Waldorf aren’t kidding when they say they’re “back to their roots.” Their new synth ‘M’ promises to bring back everything that made the original Microwave wavetable synth special – in a modern package. It’s the Microwave for 2021.

Various synth makers have been navigating into wavetable synthesis again. KORG is even competing with itself with wavetable options. The basic idea is elemental and powerful – use single-cycle digital waveforms to get different harmonic content, beyond what an analog circuit can do. Brought into today’s context, that means just as the market is flooded with lots of great inexpensive analog options, wavetable repeats history and gives you lots of cutting, futuristic sound design choices. But rather than just go back to 1981’s original PPG Wave, the original Microwave is a perfect starting point for a reboot.

It’s just that the used market prices for the original are now stupidly expensive for 1989 technology.

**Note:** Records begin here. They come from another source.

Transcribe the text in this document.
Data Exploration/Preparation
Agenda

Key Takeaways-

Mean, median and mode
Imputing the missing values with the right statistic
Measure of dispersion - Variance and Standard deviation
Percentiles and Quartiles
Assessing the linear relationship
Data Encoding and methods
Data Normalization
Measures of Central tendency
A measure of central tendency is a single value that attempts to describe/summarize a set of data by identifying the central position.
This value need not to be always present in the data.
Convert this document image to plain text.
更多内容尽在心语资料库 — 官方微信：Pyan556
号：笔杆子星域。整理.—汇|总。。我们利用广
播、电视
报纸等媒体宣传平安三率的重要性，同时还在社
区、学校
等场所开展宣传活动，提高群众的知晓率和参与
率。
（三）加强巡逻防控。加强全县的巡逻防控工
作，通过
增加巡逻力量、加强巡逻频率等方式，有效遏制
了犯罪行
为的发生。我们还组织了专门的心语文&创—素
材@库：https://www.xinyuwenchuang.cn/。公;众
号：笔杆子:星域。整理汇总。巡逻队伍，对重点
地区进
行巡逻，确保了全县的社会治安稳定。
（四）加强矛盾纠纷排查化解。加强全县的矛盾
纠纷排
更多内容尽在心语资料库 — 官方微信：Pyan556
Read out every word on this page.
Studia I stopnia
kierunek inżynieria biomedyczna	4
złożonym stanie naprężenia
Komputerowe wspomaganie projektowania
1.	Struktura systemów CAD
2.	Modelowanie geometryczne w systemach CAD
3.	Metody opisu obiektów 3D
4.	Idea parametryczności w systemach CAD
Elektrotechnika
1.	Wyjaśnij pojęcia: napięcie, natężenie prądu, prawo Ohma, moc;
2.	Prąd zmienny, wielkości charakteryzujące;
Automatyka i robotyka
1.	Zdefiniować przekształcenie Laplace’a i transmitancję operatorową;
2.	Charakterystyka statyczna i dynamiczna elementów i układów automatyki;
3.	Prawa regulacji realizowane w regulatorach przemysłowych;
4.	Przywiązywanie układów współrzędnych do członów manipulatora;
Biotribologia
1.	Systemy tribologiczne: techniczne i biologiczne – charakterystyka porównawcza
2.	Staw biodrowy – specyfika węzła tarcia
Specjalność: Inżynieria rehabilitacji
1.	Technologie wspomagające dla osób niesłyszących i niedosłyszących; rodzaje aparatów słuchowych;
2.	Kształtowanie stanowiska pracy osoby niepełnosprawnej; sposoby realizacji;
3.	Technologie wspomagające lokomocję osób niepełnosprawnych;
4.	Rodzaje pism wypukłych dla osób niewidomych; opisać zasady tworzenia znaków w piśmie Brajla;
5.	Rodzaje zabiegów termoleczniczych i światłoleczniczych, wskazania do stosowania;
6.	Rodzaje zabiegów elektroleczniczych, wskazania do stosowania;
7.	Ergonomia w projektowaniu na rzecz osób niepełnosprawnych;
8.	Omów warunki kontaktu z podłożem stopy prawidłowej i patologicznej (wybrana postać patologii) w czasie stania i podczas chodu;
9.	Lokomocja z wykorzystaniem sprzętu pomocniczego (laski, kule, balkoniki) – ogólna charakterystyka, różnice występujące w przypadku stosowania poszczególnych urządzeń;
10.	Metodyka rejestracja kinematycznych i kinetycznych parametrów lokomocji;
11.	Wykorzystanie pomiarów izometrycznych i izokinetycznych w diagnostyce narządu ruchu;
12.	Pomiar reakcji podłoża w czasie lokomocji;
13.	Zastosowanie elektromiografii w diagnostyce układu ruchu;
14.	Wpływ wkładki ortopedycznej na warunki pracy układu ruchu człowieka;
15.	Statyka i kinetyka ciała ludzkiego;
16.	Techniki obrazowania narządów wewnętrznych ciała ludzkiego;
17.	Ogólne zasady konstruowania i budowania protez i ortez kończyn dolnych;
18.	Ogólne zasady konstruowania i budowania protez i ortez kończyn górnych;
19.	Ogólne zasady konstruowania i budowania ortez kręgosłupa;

Plus part of the reason Waldorf teased a giant red disc leading up to their announcement this week is – the original Waldorf basically only had that giant red knob, out of the box.

So – here comes M.

Start with the Microwave I as an operating mode – 240 kHz 8-bit playback with non-bandlimited waves. (Won’t find that on all those other wavetable instruments.)

In place of the Curtis (CEM 3389) filter sound of the original – now you get the enhanced analog SSI2144 filter derived from Dave Rossum’s original design, which you’ll be seeing in a bunch of places in new gear.

Add a bunch of knobs.

Resonance, analog saturation, 2048 sounds from the wavetable experts including all those Microwave classics and expansions.

A new more modern mode based on the later Microwave II/XT, which has stuff like hard sync (plus the 16-bit wavetables, if you want them).


MIDI-syncable global LFO.

And then you put that into an eight-voice polyphonic, four-part multitimbral package.

Anyway, those are specs. Looking past the specs, this is the most Waldorf product Waldorf could make. It draws on some history, but you don’t really need to know anything about red knobs or products that sound like they’re going to heat up your frozen burrito. Think instead what you get is a beautiful digital/analog hybrid spanning the 80s to today, with a bunch of edgy sounds, two really different personalities you can switch between freely, and a ton of knobs.

1879€, but sure to be one of the major desktop synth announcements of this generation.